Nachgedacht: Streit-Streik in der Dauerschleife
Deutschland streitet und streikt - ob auf den Schienen, in der Luft, auf den Straßen. Immer mehr Menschen sind über den Bewegungsstillstand sauer. Es ist dringend an der Zeit, der Nerverei etwas Positives abzugewinnen. Probieren wir es mit Perspektivwechsel?
Normalerweise redet man, wenn einem etwas nicht passt. Man verständigt sich, tauscht Meinungen und Standpunkte aus, manchmal wird es dabei lauter, es wird gestritten, gefrotzelt, geärgert. Und wenn alles gut geht, verträgt man sich am Ende. Man geht Kompromisse ein, findet zueinander und schließlich eine Lösung. Das ist vernünftiges, pragmatisches Handeln, das man sich als friedfertiger Mensch so vorstellt. Doch wie wir wissen, sind Lagen komplex, Streitsituationen und Positionen mitunter verfahren.
Der nächste Streik kommt gewiss
Beispiel Fortbewegung in Deutschland: Wer sich von A nach B bewegen möchte, braucht momentan auf allen Wegen Zeit, Geduld, Glück und die Gabe, strategisch und logistisch denken und flexibel agieren zu können. Weselsky macht den letzten Streikversteher sauer. Zum wievielten Mal hat der "letzte Punk der Republik", so das neueste Zeitungsetikett für den Gewerkschaftschef der Lokführer, Züge gestoppt, uns alle genervt mit seiner beharrungsintensiven, unnachgiebigen Art? Geht es ihm tatsächlich um die 35-Stunden-Woche, mehr Lohn und Sonderzulagen oder schlicht ums Prinzip? Die Streitfronten sind verhärtet, der beste Beziehungscoach lässt hier ratlos die Schultern sinken. Der nächste Streik, er kommt gewiss. Ob auf der Schiene, im Luftverkehr, bei den "Öffis", bei Bussen, Straßen- und U-Bahnen - Deutschland im Streik, hintereinander, parallel, alles ist möglich. Schöne neue widersetzliche Welt! Die Stimmung ist miserabel, Streik frisst Zeit und nagt am Nervenkostüm.
Gibt es Alternativen? Ich sage: Ja, innere Gelassenheit, positives Denken und Bewegung. Leicht gesagt, bei der letzten Verweigerung der Straßenbahnen habe ich es getan. Ich hatte keine langen Strecken von Hannover nach München zu bewältigen, sondern nur den Weg zur Redaktion. Gute 40 Minuten für den einfachen Weg habe ich gebraucht. Zeit, die natürlich woanders fehlt. Und ich bin gegangen und nach ein paar Metern überkam mich das Gefühl, gehend an der frischen Luft, das tut gut, macht happy. Nicht immer lief ich geradeaus, ich drehte die ein oder andere Kurve, entdeckte Neues.

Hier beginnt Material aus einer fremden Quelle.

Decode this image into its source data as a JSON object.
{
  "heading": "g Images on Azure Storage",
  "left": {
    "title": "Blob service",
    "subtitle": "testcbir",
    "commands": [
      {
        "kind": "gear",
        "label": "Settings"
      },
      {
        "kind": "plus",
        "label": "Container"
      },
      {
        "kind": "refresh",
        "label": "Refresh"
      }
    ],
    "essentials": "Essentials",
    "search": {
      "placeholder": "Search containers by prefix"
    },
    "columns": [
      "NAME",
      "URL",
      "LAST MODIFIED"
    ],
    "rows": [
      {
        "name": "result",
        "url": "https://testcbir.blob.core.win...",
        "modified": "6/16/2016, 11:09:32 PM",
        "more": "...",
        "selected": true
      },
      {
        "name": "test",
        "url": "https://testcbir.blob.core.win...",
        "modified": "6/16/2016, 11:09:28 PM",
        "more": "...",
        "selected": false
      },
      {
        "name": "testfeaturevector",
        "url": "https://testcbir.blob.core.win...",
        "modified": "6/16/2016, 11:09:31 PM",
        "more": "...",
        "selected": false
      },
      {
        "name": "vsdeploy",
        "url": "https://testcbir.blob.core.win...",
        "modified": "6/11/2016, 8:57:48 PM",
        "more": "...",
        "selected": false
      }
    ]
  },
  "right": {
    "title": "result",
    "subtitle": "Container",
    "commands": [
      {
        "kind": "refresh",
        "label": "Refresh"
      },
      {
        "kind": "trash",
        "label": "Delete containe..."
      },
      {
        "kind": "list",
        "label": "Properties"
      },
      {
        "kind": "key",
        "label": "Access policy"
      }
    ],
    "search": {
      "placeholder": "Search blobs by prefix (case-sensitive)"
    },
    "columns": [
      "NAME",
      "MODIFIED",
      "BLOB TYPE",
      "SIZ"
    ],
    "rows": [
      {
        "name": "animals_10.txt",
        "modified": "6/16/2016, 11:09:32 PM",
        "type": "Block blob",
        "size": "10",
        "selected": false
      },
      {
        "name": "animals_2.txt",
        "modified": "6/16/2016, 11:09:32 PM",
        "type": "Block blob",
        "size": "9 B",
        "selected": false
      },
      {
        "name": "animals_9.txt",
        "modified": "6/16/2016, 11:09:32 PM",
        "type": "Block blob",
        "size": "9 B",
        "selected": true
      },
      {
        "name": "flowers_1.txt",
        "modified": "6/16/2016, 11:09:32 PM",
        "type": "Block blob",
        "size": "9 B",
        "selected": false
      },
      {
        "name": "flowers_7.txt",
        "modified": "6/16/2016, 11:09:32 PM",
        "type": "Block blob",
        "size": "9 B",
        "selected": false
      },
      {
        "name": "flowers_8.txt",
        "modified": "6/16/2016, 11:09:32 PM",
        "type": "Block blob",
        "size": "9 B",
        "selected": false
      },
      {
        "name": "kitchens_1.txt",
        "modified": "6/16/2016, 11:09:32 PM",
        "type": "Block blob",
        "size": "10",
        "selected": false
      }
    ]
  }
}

Riken Yamamoto: Erlebbare Ästhetik in der Stadt
Der Philosoph Walter Benjamin war ein Fußgänger, ein Flaneur. In seinem Passagenwerk beschreibt er Paris als "Welt geheimer Affinitäten", wo "niedrige Notdurft und frecher Luxus widersprechende Verbindung eingehen". Er sah die Stadt als Labyrinth, als Ort, an dem "Irrkünste", "Traum" und "Markt" zusammenkommen.
Das Idealbild einer Stadt sieht heute, 2024, anders aus, als Benjamin vor rund hundert Jahren die Stadt erlebte. Visionen aber werden immer geträumt, damit sie dann auch die Chance zur Umsetzung haben. Gerade erst wurde der japanische Architekt Riken Yamamoto für sein Werk mit dem Pritzker-Architekturpreis ausgezeichnet. Auch ihn begeistert der Markt, auf dem das gesellschaftliche Leben stattfinden kann mit Verkauf, Handel, Austausch, Gespräch. Für den Züricher Flughafen baute der heute 78-jährige einen "Circle", wo sich Geschäfte mit einer Parkanlage kongenial verbinden. Die Bauten Yamamotos, weltberühmt, stehen für Interaktion. Seine Architektur soll Menschen mit ihren Bedürfnissen, ihren Wünschen, ihren Träumen und Aktionen verbinden. Ästhetik in der Stadt, die sichtbar und erlebbar ist.
Vielleicht können Streiks als produktive Störungen gesehen werden, die uns zwingen, den Blick zu ändern, die Perspektive zu wechseln. Vielleicht kann dann richtig der "Punk" abgehen.